L'Assommoir

L'Assommoir (paragraphe n°1253)

Partie : Préface de l'auteur, chapitre VIII

A partir de cette soirée, Lantier se montra souvent rue de la Goutte-d'Or. Il se présentait quand le zingueur était là, demandant de ses nouvelles dès la porte, affectant d'entrer uniquement pour lui. Puis, assis contre la vitrine, toujours en paletot, rasé et peigné, il causait poliment, avec les manières d'un homme qui aurait reçu de l'instruction. C'est ainsi que les Coupeau apprirent peu à peu des détails sur sa vie. Pendant les huit dernières années, il avait un moment dirigé une fabrique de chapeaux ; et quand on lui demandait pourquoi il s'étaitretiré, il se contentait de parler de la coquinerie d'un associé, un compatriote, une canaille qui avait mangé la maison avec les femmes. Mais son ancien titre de patron restait sur toute sa personne comme une noblesse à laquelle il ne pouvait plus déroger.
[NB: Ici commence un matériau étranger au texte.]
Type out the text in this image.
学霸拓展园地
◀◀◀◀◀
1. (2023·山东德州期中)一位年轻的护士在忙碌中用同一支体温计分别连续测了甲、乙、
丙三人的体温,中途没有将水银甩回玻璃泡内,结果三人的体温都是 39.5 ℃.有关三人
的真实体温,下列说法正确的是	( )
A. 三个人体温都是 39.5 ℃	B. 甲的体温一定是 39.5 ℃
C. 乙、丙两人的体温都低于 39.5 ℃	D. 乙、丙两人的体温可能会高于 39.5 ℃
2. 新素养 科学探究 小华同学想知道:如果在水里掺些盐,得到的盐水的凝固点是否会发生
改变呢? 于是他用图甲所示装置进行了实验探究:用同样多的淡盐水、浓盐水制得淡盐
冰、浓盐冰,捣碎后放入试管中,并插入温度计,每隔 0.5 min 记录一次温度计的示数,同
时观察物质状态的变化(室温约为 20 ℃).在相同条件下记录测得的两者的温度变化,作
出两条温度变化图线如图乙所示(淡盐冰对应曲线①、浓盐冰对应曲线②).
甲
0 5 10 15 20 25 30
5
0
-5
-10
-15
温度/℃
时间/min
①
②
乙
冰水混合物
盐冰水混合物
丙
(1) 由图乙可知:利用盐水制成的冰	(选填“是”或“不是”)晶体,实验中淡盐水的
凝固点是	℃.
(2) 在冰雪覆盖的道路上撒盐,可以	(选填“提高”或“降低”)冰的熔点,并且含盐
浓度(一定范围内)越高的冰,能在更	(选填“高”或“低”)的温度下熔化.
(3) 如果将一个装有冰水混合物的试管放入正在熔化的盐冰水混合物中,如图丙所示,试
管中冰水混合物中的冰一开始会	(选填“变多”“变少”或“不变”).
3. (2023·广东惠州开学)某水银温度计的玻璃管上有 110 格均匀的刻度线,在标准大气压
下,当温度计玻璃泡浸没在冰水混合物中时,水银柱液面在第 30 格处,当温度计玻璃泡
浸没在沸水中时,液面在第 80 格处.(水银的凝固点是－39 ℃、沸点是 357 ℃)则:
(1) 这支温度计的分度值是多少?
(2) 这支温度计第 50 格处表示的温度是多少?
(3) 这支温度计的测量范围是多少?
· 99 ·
Il se disait sans cesse près de conclure une affaire superbe, des maisons de chapellerie devaient l'établir, lui confier des intérêts énormes. En attendant, il ne faisait absolument rien, se promenait au soleil, les mains dans les poches, ainsi qu'un bourgeois. Les jours où il se plaignait, si l'on se risquait à lui indiquer une manufacture demandant des ouvriers, il semblait pris d'une pitié souriante, il n'avait pas envie de crever la faim, en s'échinant pour les autres. Ce gaillard-là, toutefois, comme disait Coupeau, ne vivait pas de l'air du temps. Oh ! c'était un malin, il savait s'arranger, il bibelotait quelque commerce, car enfin il montrait une figure de prospérité, il lui fallait bien de l'argent pour se payer du linge blanc et des cravates de fils de famille. Un matin, le zingueur l'avait vu se faire cirer, boulevard Montmartre. La vraie vérité était que Lantier, très bavard sur les autres, se taisait ou mentait quand il s'agissait de lui. Il ne voulait même pas dire où il demeurait. Non, il logeait chez un ami, là-bas, au diable, le temps de trouver une belle situation ; et il défendait aux gens de venir le voir, parce qu'il n'y était jamais.